In recent months, the search for Zirinsky’s successor seemed to cross paths with ABC News’ similar search, as both networks seemed to express interest in a pool of at times the same candidates.

Executives at both ABC News and CBS News expressed interest in candidates including former CBS This Morning executive producer Ryan Kadro and top Late Show With Stephen Colbert executive producer Chris Licht. Licht has told people close to him that he remains happy with the Colbert job, in which he helped steer the show to No. 1 in late night, and never wanted the CBS News presidency, and at the moment seems more intrigued by a future overseeing entertainment ventures rather than running any news network.
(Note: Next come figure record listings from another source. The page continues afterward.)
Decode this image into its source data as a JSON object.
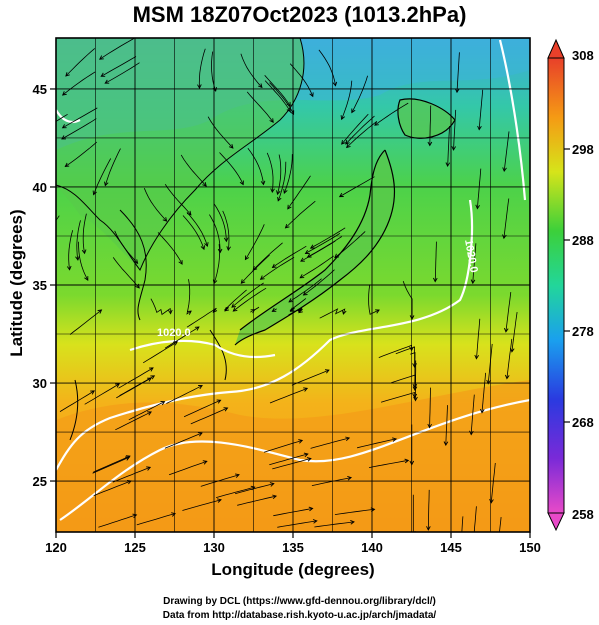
{
  "chart_data": {
    "type": "heatmap",
    "title": "MSM 18Z07Oct2023 (1013.2hPa)",
    "xlabel": "Longitude (degrees)",
    "ylabel": "Latitude  (degrees)",
    "xlim": [
      120,
      150
    ],
    "ylim": [
      22.4,
      47.6
    ],
    "x_ticks": [
      120,
      125,
      130,
      135,
      140,
      145,
      150
    ],
    "y_ticks": [
      25,
      30,
      35,
      40,
      45
    ],
    "colorbar": {
      "min": 258,
      "max": 308,
      "ticks": [
        258,
        268,
        278,
        288,
        298,
        308
      ]
    },
    "contour_labels": [
      "1020.0",
      "1020.0"
    ]
  },
  "credits": {
    "line1": "Drawing by DCL (https://www.gfd-dennou.org/library/dcl/)",
    "line2": "Data from http://database.rish.kyoto-u.ac.jp/arch/jmadata/"
  }
}
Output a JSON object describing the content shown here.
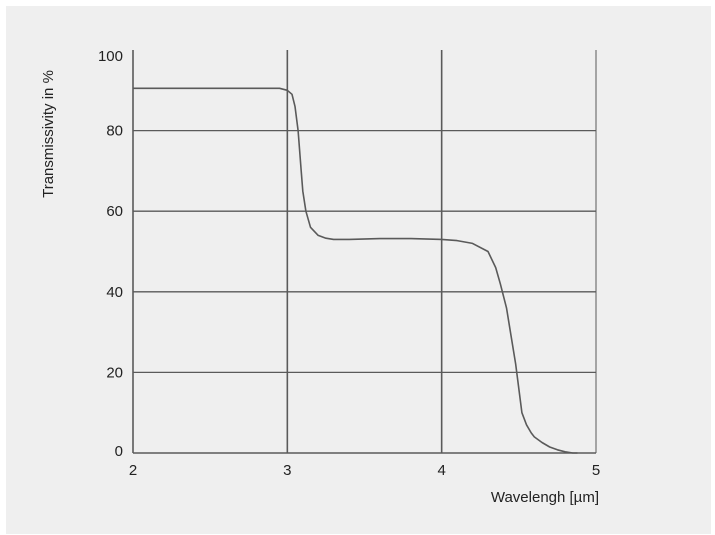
{
  "chart_data": {
    "type": "line",
    "title": "",
    "xlabel": "Wavelengh [µm]",
    "ylabel": "Transmissivity in %",
    "xlim": [
      2,
      5
    ],
    "ylim": [
      0,
      100
    ],
    "x_ticks": [
      2,
      3,
      4,
      5
    ],
    "y_ticks": [
      0,
      20,
      40,
      60,
      80,
      100
    ],
    "grid": true,
    "series": [
      {
        "x": [
          2.0,
          2.3,
          2.5,
          2.8,
          2.95,
          3.0,
          3.03,
          3.05,
          3.07,
          3.09,
          3.1,
          3.12,
          3.15,
          3.2,
          3.25,
          3.3,
          3.4,
          3.6,
          3.8,
          4.0,
          4.1,
          4.2,
          4.3,
          4.35,
          4.38,
          4.42,
          4.45,
          4.48,
          4.5,
          4.52,
          4.55,
          4.58,
          4.6,
          4.65,
          4.7,
          4.75,
          4.8,
          4.85,
          4.88
        ],
        "y": [
          90.5,
          90.5,
          90.5,
          90.5,
          90.5,
          90,
          89,
          86,
          80,
          70,
          65,
          60,
          56,
          54,
          53.3,
          53,
          53,
          53.2,
          53.2,
          53,
          52.7,
          52,
          50,
          46,
          42,
          36,
          29,
          22,
          16,
          10,
          7,
          5,
          4,
          2.6,
          1.5,
          0.8,
          0.3,
          0,
          0
        ]
      }
    ],
    "colors": {
      "line": "#5a5a5a",
      "grid": "#5a5a5a",
      "background": "#efefef"
    }
  }
}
But executives involved in the search for successors at both networks also acknowledged the importance of hiring a female candidate following a reckoning within the media over a lack of diversity in leadership positions. People familiar with ABC News’ search also said the network seemed particularly intent on finding a non-white male successor to James Goldston, whose longtime talent executive, Barbara Fedida, was forced out after reports of her racist remarks about GMA anchor Robert Roberts among other Black talent. Goldston himself left the ABC News presidency in late January after six years in the job and his apparent inability to prevent an embarassing, tabloid-ready clash of egos between star anchors David Muir and George Stephanopoulos.

Godwin, who reports to Peter Rice, Disney’s chairman of general entertainment content, started out 35 years ago as a newsroom manager in various local news markets from Cleveland to New York.

“Kim is an instinctive and admired executive whose unique experiences, strengths and strategic vision made her the ideal choice to lead the outstanding team at ABC News and build on their incredible success,” Rice said in an ABC press release.

“I have immense respect and admiration for ABC News,” Godwin stated. “As the most trusted brand in news, they are to be commended for the extraordinary work and dedication of the journalists, producers, executives and their teams across the organization. I am honored to take on this stewardship and excited for what we will achieve together.”